Some bankers went to work in casual wear Wednesday for fear they could be targeted.

A particularly ferocious balaclava-wearing mob broke into a closed RBS bank branch and stole keyboards, using them to break windows. Other protesters spray-painted graffiti on the RBS building, writing "Class War" and "Thieves." Mounted riot police eventually pushed them back.

Plastic bottles, raw eggs and bags of flour arced from group to group, reports CBS News' Peter Bluff from London. A policeman was hit on the head by a protester with a big stick.

There were surreal moments: Earlier in the morning, police impounded an armored personnel carrier - complete with what looked like a machine-gun turret - near London's Liverpool Street Station as slack-jawed office workers took pictures with their cell phones.

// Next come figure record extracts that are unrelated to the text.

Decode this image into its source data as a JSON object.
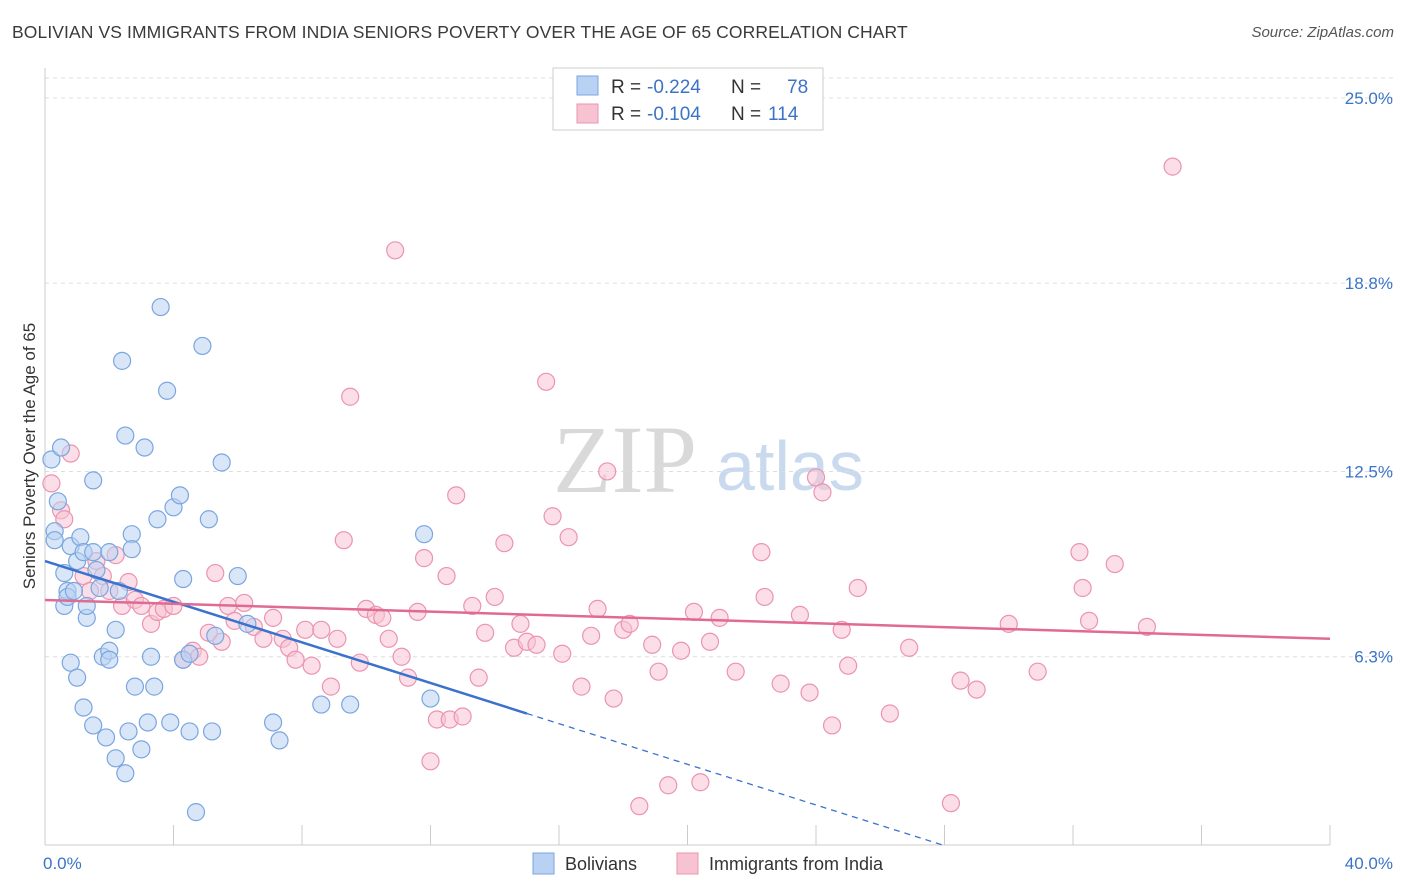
{
  "title": "BOLIVIAN VS IMMIGRANTS FROM INDIA SENIORS POVERTY OVER THE AGE OF 65 CORRELATION CHART",
  "source": "Source: ZipAtlas.com",
  "watermark": {
    "zip": "ZIP",
    "atlas": "atlas"
  },
  "colors": {
    "blue_fill": "#b9d2f3",
    "blue_stroke": "#7aa6e0",
    "blue_line": "#3a72cc",
    "pink_fill": "#f7c3d3",
    "pink_stroke": "#eb94b0",
    "pink_line": "#e06a94",
    "axis_label": "#3b74c7",
    "grid": "#dddddd"
  },
  "legend": {
    "r_label": "R =",
    "n_label": "N =",
    "rows": [
      {
        "r": "-0.224",
        "n": "78"
      },
      {
        "r": "-0.104",
        "n": "114"
      }
    ]
  },
  "bottom_legend": [
    "Bolivians",
    "Immigrants from India"
  ],
  "chart_data": {
    "type": "scatter",
    "title": "BOLIVIAN VS IMMIGRANTS FROM INDIA SENIORS POVERTY OVER THE AGE OF 65 CORRELATION CHART",
    "xlabel": "",
    "ylabel": "Seniors Poverty Over the Age of 65",
    "xlim": [
      0,
      40
    ],
    "ylim": [
      0,
      26
    ],
    "x_tick_labels": [
      "0.0%",
      "40.0%"
    ],
    "y_ticks": [
      6.3,
      12.5,
      18.8,
      25.0
    ],
    "y_tick_labels": [
      "6.3%",
      "12.5%",
      "18.8%",
      "25.0%"
    ],
    "series": [
      {
        "name": "Bolivians",
        "r": -0.224,
        "n": 78,
        "trend": {
          "x0": 0,
          "y0": 9.5,
          "x1": 15.0,
          "y1": 4.4,
          "dash_to_x": 28.0
        },
        "points": [
          [
            0.2,
            12.9
          ],
          [
            0.3,
            10.5
          ],
          [
            0.3,
            10.2
          ],
          [
            0.4,
            11.5
          ],
          [
            0.5,
            13.3
          ],
          [
            0.6,
            9.1
          ],
          [
            0.6,
            8.0
          ],
          [
            0.7,
            8.5
          ],
          [
            0.7,
            8.3
          ],
          [
            0.8,
            10.0
          ],
          [
            0.8,
            6.1
          ],
          [
            0.9,
            8.5
          ],
          [
            1.0,
            5.6
          ],
          [
            1.0,
            9.5
          ],
          [
            1.1,
            10.3
          ],
          [
            1.2,
            9.8
          ],
          [
            1.2,
            4.6
          ],
          [
            1.3,
            7.6
          ],
          [
            1.3,
            8.0
          ],
          [
            1.5,
            9.8
          ],
          [
            1.5,
            4.0
          ],
          [
            1.5,
            12.2
          ],
          [
            1.6,
            9.2
          ],
          [
            1.7,
            8.6
          ],
          [
            1.8,
            6.3
          ],
          [
            1.9,
            3.6
          ],
          [
            2.0,
            6.5
          ],
          [
            2.0,
            9.8
          ],
          [
            2.2,
            7.2
          ],
          [
            2.2,
            2.9
          ],
          [
            2.3,
            8.5
          ],
          [
            2.4,
            16.2
          ],
          [
            2.5,
            13.7
          ],
          [
            2.5,
            2.4
          ],
          [
            2.6,
            3.8
          ],
          [
            2.7,
            10.4
          ],
          [
            2.7,
            9.9
          ],
          [
            2.8,
            5.3
          ],
          [
            3.0,
            3.2
          ],
          [
            3.1,
            13.3
          ],
          [
            3.2,
            4.1
          ],
          [
            3.3,
            6.3
          ],
          [
            3.4,
            5.3
          ],
          [
            3.5,
            10.9
          ],
          [
            3.6,
            18.0
          ],
          [
            3.8,
            15.2
          ],
          [
            3.9,
            4.1
          ],
          [
            4.0,
            11.3
          ],
          [
            4.2,
            11.7
          ],
          [
            4.3,
            8.9
          ],
          [
            4.3,
            6.2
          ],
          [
            4.5,
            3.8
          ],
          [
            4.5,
            6.4
          ],
          [
            4.7,
            1.1
          ],
          [
            4.9,
            16.7
          ],
          [
            5.1,
            10.9
          ],
          [
            5.2,
            3.8
          ],
          [
            5.3,
            7.0
          ],
          [
            5.5,
            12.8
          ],
          [
            6.0,
            9.0
          ],
          [
            6.3,
            7.4
          ],
          [
            7.1,
            4.1
          ],
          [
            7.3,
            3.5
          ],
          [
            8.6,
            4.7
          ],
          [
            9.5,
            4.7
          ],
          [
            11.8,
            10.4
          ],
          [
            12.0,
            4.9
          ],
          [
            2.0,
            6.2
          ]
        ]
      },
      {
        "name": "Immigrants from India",
        "r": -0.104,
        "n": 114,
        "trend": {
          "x0": 0,
          "y0": 8.2,
          "x1": 40.0,
          "y1": 6.9
        },
        "points": [
          [
            0.2,
            12.1
          ],
          [
            0.5,
            11.2
          ],
          [
            0.6,
            10.9
          ],
          [
            0.8,
            13.1
          ],
          [
            1.2,
            9.0
          ],
          [
            1.4,
            8.5
          ],
          [
            1.6,
            9.5
          ],
          [
            1.8,
            9.0
          ],
          [
            2.0,
            8.5
          ],
          [
            2.2,
            9.7
          ],
          [
            2.4,
            8.0
          ],
          [
            2.6,
            8.8
          ],
          [
            2.8,
            8.2
          ],
          [
            3.0,
            8.0
          ],
          [
            3.3,
            7.4
          ],
          [
            3.5,
            7.8
          ],
          [
            3.7,
            7.9
          ],
          [
            4.0,
            8.0
          ],
          [
            4.3,
            6.2
          ],
          [
            4.6,
            6.5
          ],
          [
            4.8,
            6.3
          ],
          [
            5.1,
            7.1
          ],
          [
            5.3,
            9.1
          ],
          [
            5.5,
            6.8
          ],
          [
            5.7,
            8.0
          ],
          [
            5.9,
            7.5
          ],
          [
            6.2,
            8.1
          ],
          [
            6.5,
            7.3
          ],
          [
            6.8,
            6.9
          ],
          [
            7.1,
            7.6
          ],
          [
            7.4,
            6.9
          ],
          [
            7.6,
            6.6
          ],
          [
            7.8,
            6.2
          ],
          [
            8.1,
            7.2
          ],
          [
            8.3,
            6.0
          ],
          [
            8.6,
            7.2
          ],
          [
            8.9,
            5.3
          ],
          [
            9.1,
            6.9
          ],
          [
            9.3,
            10.2
          ],
          [
            9.5,
            15.0
          ],
          [
            9.8,
            6.1
          ],
          [
            10.0,
            7.9
          ],
          [
            10.3,
            7.7
          ],
          [
            10.5,
            7.6
          ],
          [
            10.7,
            6.9
          ],
          [
            10.9,
            19.9
          ],
          [
            11.1,
            6.3
          ],
          [
            11.3,
            5.6
          ],
          [
            11.6,
            7.8
          ],
          [
            11.8,
            9.6
          ],
          [
            12.0,
            2.8
          ],
          [
            12.2,
            4.2
          ],
          [
            12.5,
            9.0
          ],
          [
            12.6,
            4.2
          ],
          [
            12.8,
            11.7
          ],
          [
            13.0,
            4.3
          ],
          [
            13.3,
            8.0
          ],
          [
            13.5,
            5.6
          ],
          [
            13.7,
            7.1
          ],
          [
            14.0,
            8.3
          ],
          [
            14.3,
            10.1
          ],
          [
            14.6,
            6.6
          ],
          [
            14.8,
            7.4
          ],
          [
            15.0,
            6.8
          ],
          [
            15.3,
            6.7
          ],
          [
            15.6,
            15.5
          ],
          [
            15.8,
            11.0
          ],
          [
            16.1,
            6.4
          ],
          [
            16.3,
            10.3
          ],
          [
            16.7,
            5.3
          ],
          [
            17.0,
            7.0
          ],
          [
            17.2,
            7.9
          ],
          [
            17.5,
            12.5
          ],
          [
            17.7,
            4.9
          ],
          [
            18.0,
            7.2
          ],
          [
            18.2,
            7.4
          ],
          [
            18.5,
            1.3
          ],
          [
            18.9,
            6.7
          ],
          [
            19.1,
            5.8
          ],
          [
            19.4,
            2.0
          ],
          [
            19.8,
            6.5
          ],
          [
            20.2,
            7.8
          ],
          [
            20.4,
            2.1
          ],
          [
            20.7,
            6.8
          ],
          [
            21.0,
            7.6
          ],
          [
            21.5,
            5.8
          ],
          [
            22.3,
            9.8
          ],
          [
            22.4,
            8.3
          ],
          [
            22.9,
            5.4
          ],
          [
            23.5,
            7.7
          ],
          [
            23.8,
            5.1
          ],
          [
            24.0,
            12.3
          ],
          [
            24.2,
            11.8
          ],
          [
            24.5,
            4.0
          ],
          [
            24.8,
            7.2
          ],
          [
            25.0,
            6.0
          ],
          [
            25.3,
            8.6
          ],
          [
            26.3,
            4.4
          ],
          [
            26.9,
            6.6
          ],
          [
            28.2,
            1.4
          ],
          [
            28.5,
            5.5
          ],
          [
            29.0,
            5.2
          ],
          [
            30.0,
            7.4
          ],
          [
            30.9,
            5.8
          ],
          [
            32.2,
            9.8
          ],
          [
            32.3,
            8.6
          ],
          [
            32.5,
            7.5
          ],
          [
            33.3,
            9.4
          ],
          [
            34.3,
            7.3
          ],
          [
            35.1,
            22.7
          ]
        ]
      }
    ]
  }
}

Police arrested 11 people aboard for possessing police uniforms, a Scotland Yard spokeswoman said. She offered no further detail on the incident.

Environmental protesters descended on the area around the European Climate Exchange around noon, and - in a matter of minutes - turned it into a tent city, complete with a pedal-powered sound system; a kitchen cooking baked beans; and compost toilets.

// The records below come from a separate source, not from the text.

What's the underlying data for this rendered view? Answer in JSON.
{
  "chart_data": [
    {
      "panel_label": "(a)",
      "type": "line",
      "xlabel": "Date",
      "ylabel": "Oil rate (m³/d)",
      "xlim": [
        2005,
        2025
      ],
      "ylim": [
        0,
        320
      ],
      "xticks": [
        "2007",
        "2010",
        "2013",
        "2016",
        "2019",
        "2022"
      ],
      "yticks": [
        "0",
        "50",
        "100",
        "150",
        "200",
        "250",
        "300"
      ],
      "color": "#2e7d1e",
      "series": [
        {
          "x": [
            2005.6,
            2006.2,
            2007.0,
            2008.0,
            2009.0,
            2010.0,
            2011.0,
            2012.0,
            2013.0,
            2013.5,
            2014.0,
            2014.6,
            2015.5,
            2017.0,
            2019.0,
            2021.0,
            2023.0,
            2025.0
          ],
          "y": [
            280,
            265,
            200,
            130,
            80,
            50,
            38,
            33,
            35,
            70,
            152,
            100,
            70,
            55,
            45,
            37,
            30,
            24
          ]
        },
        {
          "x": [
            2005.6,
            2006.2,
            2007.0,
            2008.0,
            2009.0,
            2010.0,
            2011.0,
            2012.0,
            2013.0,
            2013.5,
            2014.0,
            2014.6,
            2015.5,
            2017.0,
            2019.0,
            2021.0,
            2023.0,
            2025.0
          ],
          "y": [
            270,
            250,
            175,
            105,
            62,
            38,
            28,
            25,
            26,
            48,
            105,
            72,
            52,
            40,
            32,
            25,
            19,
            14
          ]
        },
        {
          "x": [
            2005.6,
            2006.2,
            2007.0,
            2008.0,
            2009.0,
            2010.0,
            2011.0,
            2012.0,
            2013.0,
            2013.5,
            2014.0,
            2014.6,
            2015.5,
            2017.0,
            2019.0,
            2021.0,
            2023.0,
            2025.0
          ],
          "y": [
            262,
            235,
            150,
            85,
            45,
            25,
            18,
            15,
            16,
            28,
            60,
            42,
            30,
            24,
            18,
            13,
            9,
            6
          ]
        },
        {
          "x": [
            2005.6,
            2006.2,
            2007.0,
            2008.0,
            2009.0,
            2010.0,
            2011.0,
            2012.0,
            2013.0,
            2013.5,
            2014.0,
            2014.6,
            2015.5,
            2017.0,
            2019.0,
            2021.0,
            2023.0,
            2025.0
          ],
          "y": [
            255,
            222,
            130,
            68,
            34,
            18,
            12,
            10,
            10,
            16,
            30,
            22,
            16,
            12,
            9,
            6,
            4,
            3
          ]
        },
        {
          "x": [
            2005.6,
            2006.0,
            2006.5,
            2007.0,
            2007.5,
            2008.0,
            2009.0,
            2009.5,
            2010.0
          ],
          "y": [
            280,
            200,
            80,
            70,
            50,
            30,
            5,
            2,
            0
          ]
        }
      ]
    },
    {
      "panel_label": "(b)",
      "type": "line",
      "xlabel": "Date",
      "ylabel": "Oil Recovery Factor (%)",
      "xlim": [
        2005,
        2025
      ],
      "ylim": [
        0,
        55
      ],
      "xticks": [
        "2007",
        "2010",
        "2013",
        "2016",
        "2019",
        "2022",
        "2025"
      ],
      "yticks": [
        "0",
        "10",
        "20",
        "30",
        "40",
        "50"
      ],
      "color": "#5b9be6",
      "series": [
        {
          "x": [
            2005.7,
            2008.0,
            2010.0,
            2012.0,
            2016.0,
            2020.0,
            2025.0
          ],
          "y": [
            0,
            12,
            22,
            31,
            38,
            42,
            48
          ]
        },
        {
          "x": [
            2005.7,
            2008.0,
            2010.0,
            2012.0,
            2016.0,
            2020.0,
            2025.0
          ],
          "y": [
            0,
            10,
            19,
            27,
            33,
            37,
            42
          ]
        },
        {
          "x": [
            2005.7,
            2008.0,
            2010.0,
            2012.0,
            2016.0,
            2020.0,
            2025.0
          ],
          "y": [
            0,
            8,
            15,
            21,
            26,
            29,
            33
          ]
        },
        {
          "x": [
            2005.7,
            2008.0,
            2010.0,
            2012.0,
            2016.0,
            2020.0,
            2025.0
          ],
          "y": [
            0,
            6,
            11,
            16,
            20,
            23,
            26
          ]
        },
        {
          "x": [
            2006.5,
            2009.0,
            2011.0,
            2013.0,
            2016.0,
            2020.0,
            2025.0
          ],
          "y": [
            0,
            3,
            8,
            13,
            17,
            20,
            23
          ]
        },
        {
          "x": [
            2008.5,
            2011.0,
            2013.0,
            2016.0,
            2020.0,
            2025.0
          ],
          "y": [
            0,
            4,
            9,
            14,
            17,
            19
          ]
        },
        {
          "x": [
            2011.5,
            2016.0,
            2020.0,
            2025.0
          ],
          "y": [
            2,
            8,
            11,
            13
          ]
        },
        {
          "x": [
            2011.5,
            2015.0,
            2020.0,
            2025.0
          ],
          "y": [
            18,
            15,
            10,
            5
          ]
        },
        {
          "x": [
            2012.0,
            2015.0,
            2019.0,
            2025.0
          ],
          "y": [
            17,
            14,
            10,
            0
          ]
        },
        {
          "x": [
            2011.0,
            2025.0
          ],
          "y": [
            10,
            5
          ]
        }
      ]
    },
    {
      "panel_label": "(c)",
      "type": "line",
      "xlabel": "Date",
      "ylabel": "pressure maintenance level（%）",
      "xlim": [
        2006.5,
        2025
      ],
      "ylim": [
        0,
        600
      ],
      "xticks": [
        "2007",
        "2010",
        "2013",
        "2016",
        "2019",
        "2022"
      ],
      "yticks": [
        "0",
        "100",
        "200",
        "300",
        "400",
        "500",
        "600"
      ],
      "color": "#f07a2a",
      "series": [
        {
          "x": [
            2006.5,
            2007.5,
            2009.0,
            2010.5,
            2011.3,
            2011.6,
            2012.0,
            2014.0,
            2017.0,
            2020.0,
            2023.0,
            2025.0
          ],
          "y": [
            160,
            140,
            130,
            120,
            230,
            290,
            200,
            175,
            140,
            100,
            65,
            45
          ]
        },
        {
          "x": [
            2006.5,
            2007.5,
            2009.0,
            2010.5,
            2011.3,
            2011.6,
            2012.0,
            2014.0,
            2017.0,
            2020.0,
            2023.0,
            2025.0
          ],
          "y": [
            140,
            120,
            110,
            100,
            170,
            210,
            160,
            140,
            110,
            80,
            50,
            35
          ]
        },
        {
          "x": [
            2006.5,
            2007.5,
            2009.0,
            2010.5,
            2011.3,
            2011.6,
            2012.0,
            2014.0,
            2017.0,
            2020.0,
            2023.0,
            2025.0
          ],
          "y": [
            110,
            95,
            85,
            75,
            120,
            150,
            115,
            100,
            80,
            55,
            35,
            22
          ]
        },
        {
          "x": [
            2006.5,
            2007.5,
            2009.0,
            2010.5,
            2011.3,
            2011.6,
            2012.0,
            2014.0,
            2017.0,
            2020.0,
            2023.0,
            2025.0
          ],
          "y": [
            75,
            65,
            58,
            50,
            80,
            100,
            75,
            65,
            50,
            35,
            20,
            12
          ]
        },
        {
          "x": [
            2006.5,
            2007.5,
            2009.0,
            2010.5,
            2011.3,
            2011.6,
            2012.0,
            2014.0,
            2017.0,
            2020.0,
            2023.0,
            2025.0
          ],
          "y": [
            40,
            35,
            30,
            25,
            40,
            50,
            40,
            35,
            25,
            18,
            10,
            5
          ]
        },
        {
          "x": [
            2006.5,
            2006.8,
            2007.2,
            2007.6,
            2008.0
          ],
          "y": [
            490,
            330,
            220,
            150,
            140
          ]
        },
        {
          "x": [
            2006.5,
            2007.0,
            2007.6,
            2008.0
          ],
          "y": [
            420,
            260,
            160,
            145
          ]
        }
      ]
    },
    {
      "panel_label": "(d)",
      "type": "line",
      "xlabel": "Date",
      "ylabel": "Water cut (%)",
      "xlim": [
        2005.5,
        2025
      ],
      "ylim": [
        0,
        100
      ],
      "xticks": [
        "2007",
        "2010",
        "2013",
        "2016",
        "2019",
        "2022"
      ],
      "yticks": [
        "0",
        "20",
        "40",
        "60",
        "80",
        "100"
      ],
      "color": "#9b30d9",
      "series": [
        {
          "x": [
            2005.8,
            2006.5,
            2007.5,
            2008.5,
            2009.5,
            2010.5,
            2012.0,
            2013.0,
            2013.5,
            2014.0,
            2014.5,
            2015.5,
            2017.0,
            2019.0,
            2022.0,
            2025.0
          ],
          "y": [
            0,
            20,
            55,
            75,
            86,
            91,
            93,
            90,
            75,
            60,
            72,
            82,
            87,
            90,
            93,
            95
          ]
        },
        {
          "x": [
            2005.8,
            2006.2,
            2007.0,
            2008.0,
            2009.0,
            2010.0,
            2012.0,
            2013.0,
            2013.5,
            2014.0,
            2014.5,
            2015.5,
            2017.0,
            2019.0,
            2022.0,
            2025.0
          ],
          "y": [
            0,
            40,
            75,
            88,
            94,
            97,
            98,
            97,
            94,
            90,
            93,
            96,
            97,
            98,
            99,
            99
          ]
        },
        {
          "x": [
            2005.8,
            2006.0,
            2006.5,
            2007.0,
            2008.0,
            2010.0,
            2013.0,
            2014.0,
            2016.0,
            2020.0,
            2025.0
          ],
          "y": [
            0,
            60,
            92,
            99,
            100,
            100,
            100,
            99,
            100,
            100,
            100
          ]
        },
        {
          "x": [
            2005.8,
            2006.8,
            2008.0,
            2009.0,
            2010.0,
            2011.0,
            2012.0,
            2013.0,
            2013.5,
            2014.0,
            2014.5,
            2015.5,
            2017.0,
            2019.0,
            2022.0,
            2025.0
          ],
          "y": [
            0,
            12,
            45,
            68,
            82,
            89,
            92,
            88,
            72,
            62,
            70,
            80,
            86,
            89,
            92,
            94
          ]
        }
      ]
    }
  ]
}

At least one police officer was hurt when a printer and other office equipment was thrown out of the RBS window. Hundreds cheered as a blue office chair was used to smash one of the blacked-out branch windows. One protester dressed as the Easter bunny managed to hop through the police cordon but was stopped before he could reach the Bank of England. Another black-clad demonstrator waved a light-saber toy at officers.

Sporadic protests rumbled on into the evening, as the rowdier elements tangled with riot police, tossing barricades and hurling bottles.

London equity analyst Viktor Gusman, 53, said he understood the protesters' anger but said it didn't put him off working in finance.

"This is what I do," he said, taking a cigarette break a block down from a police barricade. "I'm supporting my wife and mother and I don't know that it hurts anyone."

Anti-war demonstrators descended on the U.S. Embassy bearing signs that put a pacifist twist on Obama's trademark political message. "Quit Iraq and Afghanistan: Yes We Can!" one placard read.

Police helicopters hovered above as a separate protests — climate change and anti-war — started near Trafalgar Square.

"It seems like everything is in a mess," said protester Steve Johnson, 49, an unemployed construction worker.

One protester dressed as the Easter bunny managed to hop through the police cordon but was stopped before he could reach the Bank of England. Another black-clad demonstrator waved a fake light saber at officers.

More protests are planned in London for the G-20 meeting on Thursday.

Still, the London protests Wednesday were minor compared to those during a World Trade Organization meeting in Seattle in 1999, where some 50,000 people turned out and several hundred people were arrested.

Meanwhile, pro-Tibet demonstrators picketed the London hotel of Chinese President Hu Jintao.